Very rapidly this helped us to move toward, maybe not yet continuous delivery, but a surprisingly frequent delivery.

Battle #2: Culture

During my first visit to teams in India, it was all about executive briefing, project deliveries, excuses about poor quality and increasing people turnover.

Since then, we have let go basically all managers and overhead roles while given developers the right mandate and responsibility. We have focused on how we do things instead of what we do. We have prioritised deployment frequency, technical debt, customer value and automation over deadlines, project deliveries and cost. We have worked on creating an engineering culture with software craftsmanship, learning and sharing in focus.

Harini**, an amazing developer in the on-board-services team said proudly: “My team will have zero code smells!”

Battle #3: Shifting the Investment Budget

So, when it was time to start the yearly budget processes, the winds were blowing in our direction: overall cost had decreased while team performance and product quality had significantly increased. Let’s have more of this!

Me: “Why don’t we move the investment budget to the teams?”

Enterprise: “What will they work on?

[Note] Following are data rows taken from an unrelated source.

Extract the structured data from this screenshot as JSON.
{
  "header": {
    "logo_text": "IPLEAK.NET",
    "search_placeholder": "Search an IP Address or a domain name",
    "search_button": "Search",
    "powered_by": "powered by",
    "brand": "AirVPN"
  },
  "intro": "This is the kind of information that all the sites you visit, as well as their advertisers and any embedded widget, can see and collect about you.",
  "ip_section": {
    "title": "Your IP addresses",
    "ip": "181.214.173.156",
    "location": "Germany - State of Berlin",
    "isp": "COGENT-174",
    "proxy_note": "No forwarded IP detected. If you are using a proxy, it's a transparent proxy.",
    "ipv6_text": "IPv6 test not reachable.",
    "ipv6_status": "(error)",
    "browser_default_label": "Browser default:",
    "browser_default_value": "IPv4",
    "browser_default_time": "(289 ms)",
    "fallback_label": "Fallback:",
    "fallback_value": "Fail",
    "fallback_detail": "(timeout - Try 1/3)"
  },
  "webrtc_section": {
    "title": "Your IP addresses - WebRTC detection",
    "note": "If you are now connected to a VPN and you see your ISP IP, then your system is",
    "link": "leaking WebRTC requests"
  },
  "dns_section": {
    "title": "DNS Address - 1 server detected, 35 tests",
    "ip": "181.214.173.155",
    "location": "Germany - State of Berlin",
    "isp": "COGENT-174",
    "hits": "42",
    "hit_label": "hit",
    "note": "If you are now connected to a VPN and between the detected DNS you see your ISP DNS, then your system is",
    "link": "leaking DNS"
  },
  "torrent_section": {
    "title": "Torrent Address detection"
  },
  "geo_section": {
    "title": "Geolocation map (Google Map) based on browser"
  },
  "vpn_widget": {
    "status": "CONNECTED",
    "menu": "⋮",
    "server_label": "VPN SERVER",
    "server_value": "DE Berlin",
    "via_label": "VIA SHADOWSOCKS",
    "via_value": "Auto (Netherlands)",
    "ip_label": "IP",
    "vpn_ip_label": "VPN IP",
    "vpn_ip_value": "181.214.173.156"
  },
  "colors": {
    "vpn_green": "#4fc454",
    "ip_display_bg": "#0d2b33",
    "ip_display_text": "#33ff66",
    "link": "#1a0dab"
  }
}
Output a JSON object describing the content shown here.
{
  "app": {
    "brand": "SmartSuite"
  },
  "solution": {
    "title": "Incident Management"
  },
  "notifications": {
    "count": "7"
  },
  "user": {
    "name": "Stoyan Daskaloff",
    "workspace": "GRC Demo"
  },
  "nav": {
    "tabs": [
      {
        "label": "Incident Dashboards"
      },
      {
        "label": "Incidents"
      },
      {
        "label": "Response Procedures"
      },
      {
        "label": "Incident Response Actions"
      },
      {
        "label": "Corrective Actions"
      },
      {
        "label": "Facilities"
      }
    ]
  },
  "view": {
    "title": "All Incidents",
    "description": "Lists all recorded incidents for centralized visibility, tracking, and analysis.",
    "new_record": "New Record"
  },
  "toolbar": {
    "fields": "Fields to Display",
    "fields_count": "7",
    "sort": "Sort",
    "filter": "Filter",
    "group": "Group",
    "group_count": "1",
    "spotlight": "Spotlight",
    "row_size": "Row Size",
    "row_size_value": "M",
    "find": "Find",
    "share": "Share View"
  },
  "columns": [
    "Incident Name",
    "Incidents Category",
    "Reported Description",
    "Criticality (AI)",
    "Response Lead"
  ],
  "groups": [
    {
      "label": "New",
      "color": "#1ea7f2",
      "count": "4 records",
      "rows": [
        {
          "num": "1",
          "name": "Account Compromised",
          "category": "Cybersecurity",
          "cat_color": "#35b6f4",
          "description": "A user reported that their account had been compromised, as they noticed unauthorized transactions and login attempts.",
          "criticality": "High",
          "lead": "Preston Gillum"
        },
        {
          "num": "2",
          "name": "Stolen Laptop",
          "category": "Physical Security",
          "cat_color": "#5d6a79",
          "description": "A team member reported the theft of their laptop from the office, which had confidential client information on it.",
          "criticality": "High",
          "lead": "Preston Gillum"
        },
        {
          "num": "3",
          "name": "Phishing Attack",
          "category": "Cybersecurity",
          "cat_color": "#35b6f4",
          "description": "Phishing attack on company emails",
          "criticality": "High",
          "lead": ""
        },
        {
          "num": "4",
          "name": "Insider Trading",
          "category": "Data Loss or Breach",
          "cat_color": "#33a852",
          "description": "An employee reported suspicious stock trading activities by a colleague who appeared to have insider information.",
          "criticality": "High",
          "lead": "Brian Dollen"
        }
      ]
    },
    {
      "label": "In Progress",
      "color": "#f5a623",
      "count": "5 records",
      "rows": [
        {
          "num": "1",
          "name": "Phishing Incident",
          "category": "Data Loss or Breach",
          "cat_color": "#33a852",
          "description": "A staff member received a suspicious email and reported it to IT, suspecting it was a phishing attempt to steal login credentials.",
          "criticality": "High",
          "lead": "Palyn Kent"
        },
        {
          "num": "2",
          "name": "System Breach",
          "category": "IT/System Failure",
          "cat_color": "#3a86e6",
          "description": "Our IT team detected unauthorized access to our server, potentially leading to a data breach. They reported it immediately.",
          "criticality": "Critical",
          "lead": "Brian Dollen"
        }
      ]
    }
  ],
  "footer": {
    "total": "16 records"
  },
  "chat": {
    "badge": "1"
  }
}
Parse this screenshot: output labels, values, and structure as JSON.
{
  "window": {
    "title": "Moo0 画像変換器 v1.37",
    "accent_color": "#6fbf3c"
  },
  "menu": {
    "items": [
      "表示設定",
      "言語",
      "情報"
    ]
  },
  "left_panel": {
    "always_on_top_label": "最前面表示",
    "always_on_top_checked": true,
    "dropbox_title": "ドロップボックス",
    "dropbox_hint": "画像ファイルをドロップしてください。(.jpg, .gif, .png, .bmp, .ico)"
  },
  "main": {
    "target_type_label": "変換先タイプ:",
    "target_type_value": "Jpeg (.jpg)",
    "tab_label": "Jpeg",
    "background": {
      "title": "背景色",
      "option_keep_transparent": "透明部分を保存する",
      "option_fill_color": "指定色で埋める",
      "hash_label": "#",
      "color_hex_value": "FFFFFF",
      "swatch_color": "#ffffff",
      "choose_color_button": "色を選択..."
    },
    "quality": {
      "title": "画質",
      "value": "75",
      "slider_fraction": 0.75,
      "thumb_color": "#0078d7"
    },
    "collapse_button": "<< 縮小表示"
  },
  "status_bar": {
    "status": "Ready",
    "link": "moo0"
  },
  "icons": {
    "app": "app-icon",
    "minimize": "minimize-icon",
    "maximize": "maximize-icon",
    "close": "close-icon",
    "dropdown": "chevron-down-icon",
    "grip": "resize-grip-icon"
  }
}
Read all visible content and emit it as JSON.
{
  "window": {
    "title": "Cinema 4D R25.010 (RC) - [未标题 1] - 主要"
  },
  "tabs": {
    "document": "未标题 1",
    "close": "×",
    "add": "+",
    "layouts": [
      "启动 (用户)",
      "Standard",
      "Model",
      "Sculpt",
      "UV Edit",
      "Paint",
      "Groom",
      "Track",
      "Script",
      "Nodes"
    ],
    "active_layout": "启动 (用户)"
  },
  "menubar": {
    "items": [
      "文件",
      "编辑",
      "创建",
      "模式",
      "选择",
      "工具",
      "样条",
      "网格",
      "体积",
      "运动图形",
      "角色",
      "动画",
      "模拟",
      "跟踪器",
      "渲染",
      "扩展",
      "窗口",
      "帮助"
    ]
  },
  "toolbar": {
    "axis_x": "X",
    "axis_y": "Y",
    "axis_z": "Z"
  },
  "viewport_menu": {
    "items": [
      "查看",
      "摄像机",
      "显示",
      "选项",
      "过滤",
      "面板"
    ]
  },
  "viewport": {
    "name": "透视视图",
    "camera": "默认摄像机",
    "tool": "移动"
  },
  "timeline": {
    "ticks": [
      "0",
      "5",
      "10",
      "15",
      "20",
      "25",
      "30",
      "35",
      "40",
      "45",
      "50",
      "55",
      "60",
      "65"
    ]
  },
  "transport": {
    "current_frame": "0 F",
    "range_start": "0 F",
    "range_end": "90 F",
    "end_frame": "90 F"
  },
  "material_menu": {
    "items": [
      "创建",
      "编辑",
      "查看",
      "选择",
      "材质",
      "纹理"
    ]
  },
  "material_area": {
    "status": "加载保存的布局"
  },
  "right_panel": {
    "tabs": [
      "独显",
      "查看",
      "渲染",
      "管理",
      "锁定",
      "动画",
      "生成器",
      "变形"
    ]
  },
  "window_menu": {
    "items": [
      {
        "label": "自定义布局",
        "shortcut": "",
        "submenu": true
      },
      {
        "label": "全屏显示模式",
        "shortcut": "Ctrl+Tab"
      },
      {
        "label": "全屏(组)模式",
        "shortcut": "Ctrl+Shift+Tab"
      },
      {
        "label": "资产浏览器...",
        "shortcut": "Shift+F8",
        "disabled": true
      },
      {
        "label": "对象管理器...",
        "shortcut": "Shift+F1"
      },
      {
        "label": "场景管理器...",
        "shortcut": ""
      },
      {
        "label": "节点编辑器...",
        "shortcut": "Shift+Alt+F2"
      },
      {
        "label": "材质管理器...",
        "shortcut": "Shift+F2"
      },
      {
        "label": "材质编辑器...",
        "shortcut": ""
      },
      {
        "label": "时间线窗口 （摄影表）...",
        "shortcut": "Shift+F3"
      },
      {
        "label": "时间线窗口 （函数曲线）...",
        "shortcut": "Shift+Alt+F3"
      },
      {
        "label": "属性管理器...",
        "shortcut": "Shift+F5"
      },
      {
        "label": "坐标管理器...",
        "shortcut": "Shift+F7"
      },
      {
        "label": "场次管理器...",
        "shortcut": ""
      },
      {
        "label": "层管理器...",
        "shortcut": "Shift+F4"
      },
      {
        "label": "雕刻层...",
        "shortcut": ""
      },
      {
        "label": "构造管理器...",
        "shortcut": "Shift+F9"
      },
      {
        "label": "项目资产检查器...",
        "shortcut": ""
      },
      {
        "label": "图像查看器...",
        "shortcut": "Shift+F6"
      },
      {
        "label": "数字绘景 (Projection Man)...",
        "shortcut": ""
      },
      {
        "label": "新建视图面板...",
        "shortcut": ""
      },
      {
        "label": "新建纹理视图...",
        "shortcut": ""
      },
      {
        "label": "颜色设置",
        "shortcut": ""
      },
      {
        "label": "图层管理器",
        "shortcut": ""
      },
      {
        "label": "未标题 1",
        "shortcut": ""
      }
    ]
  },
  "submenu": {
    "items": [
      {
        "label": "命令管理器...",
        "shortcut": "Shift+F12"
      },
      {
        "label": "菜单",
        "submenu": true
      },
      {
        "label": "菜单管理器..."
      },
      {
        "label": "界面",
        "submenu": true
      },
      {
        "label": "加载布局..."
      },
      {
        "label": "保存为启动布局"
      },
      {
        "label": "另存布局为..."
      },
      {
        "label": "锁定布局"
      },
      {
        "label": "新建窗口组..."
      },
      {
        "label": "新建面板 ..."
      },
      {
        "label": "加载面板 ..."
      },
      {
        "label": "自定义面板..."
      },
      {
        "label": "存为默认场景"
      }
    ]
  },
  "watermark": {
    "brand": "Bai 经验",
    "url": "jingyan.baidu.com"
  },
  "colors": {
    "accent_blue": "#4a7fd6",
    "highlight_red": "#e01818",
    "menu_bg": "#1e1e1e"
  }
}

How do we know the results?”

Me: “Well, they need to define their product vision together with their stake holders, set goals and agree on KPI’s to measure how we are doing. We will learn – continuously!”

Tomorrow is the first day of our new financial year. We have been given a large trust and mandate. So now, we will just roll up our sleeves, continue to deliver and be prepared for the next battle!

mybluetounge

*Thank you Daniel Cala, Anders Ågren and David Fuchslin for joining one more frustrating, bumpy, crazy journey with me. 

**Harini now works onsite in Stockholm and continues to be a female kick-ass developer. I’m working on giving her the equipment she deserves and hope her employer understands to appreciate her as much as we do.